Erlebnis als Wachstumshebel
Erlebnis ist kein Luxus, sondern Pflicht. Definiere ein Signature-Erlebnis, klein, wiederholbar und dokumentierbar – etwa ein 48-Stunden-Onboarding-Audit, eine „Go-Live-Glocke“ mit Kundenteam oder ein 30-Tage-Health-Check. „Live first“ hilft: Werksführungen, Demos, Webinare – immer im gleichen, straffen Ablauf: Problem, Mechanik, Beweis, Next Step. Aus jedem Live-Moment gewinnst du Material für Social, Sales und PR. So entsteht Mundpropaganda, weil es etwas Konkretes zu erzählen gibt.
Operative Leitplanken
Halte die Regeln schlank und sichtbar. Eine One-Page „Brand Laws“ bündelt die fünf wichtigsten Prinzipien: Nutzenfokus, Tonalität, Pflicht-Assets, Bildstil sowie klare Do/Don’t-Beispiele. In jedes Briefing gehört die Frage, ob die drei bis fünf Distinctive Brand Assets tatsächlich sichtbar oder hörbar sind. Parallel erhöhst du deine Case-Quote – mehr veröffentlichbare Projekte, klar formuliert und sauber bebildert. Das zahlt direkt auf mentale Verfügbarkeit in den priorisierten Kaufsituationen ein.
Fazit
Die Evidenz ist unspektakulär – und gerade deshalb nützlich. Baue erkennbare Codes auf, koppel sie an echte Kaufsituationen, sichere Reichweite, halte die Linie und liefere erlebbare Qualität. AC/DC zeigt, wie das aussieht, wenn man es stur durchzieht. Du brauchst dafür keine Marshall-Wand – nur Disziplin im System.
Mini-Checkliste
- Kennst du deine drei bis fünf wirklich unverwechselbaren Marken-Assets – und nutzt ihr sie konsequent?
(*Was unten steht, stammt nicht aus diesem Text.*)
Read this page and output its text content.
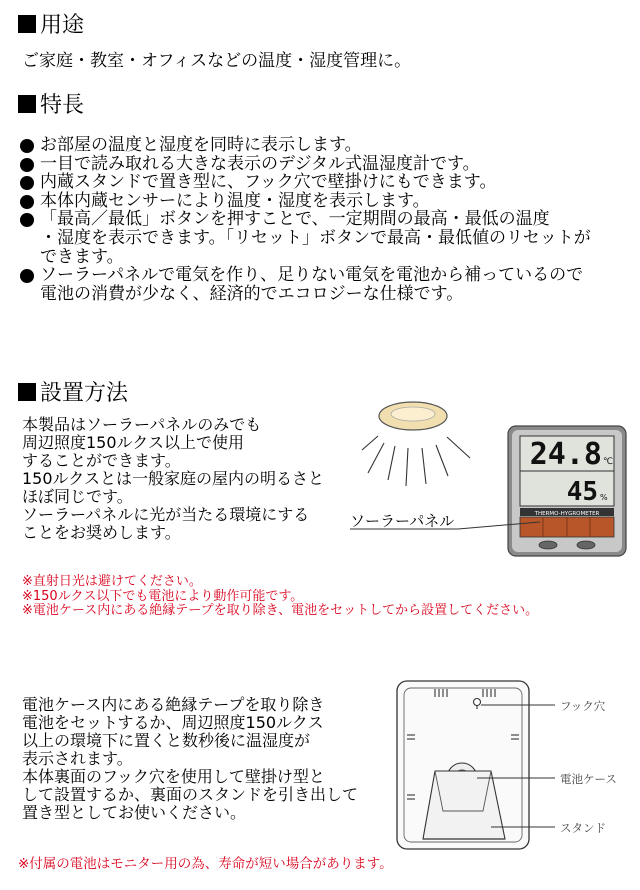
用途
ご家庭・教室・オフィスなどの温度・湿度管理に。
特長
お部屋の温度と湿度を同時に表示します。
一目で読み取れる大きな表示のデジタル式温湿度計です。
内蔵スタンドで置き型に、フック穴で壁掛けにもできます。
本体内蔵センサーにより温度・湿度を表示します。
「最高／最低」ボタンを押すことで、一定期間の最高・最低の温度
・湿度を表示できます。「リセット」ボタンで最高・最低値のリセットが
できます。
ソーラーパネルで電気を作り、足りない電気を電池から補っているので
電池の消費が少なく、経済的でエコロジーな仕様です。
設置方法
本製品はソーラーパネルのみでも
周辺照度150ルクス以上で使用
することができます。
150ルクスとは一般家庭の屋内の明るさと
ほぼ同じです。
ソーラーパネルに光が当たる環境にする
ことをお奨めします。
24.8 ℃
45 %
THERMO-HYGROMETER
ソーラーパネル
※直射日光は避けてください。
※150ルクス以下でも電池により動作可能です。
※電池ケース内にある絶縁テープを取り除き、電池をセットしてから設置してください。
電池ケース内にある絶縁テープを取り除き
電池をセットするか、周辺照度150ルクス
以上の環境下に置くと数秒後に温湿度が
表示されます。
本体裏面のフック穴を使用して壁掛け型と
して設置するか、裏面のスタンドを引き出して
置き型としてお使いください。
フック穴
電池ケース
スタンド
※付属の電池はモニター用の為、寿命が短い場合があります。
- Sind die wichtigen Kaufsituationen deines Marktes klar benannt – und hast du pro Situation mindestens ein Beweisstück?
- Erreichst du deine potenziellen Kunden breit genug – oder verlierst du die Kategorie im Mikrotargeting?
- Läuft deine Marke dauerhaft, während Aktivierungen gezielt zünden?
- Gibt es ein Signature-Erlebnis, das Kunden weitererzählen – und das ihr dokumentiert?
Wenn beim nächsten Konzert vor dir wieder ein Flummi springt und neben dir ein Gentleman wippt, denk an deine Marke. So fühlt sich Konsistenz an. Und so wächst sie.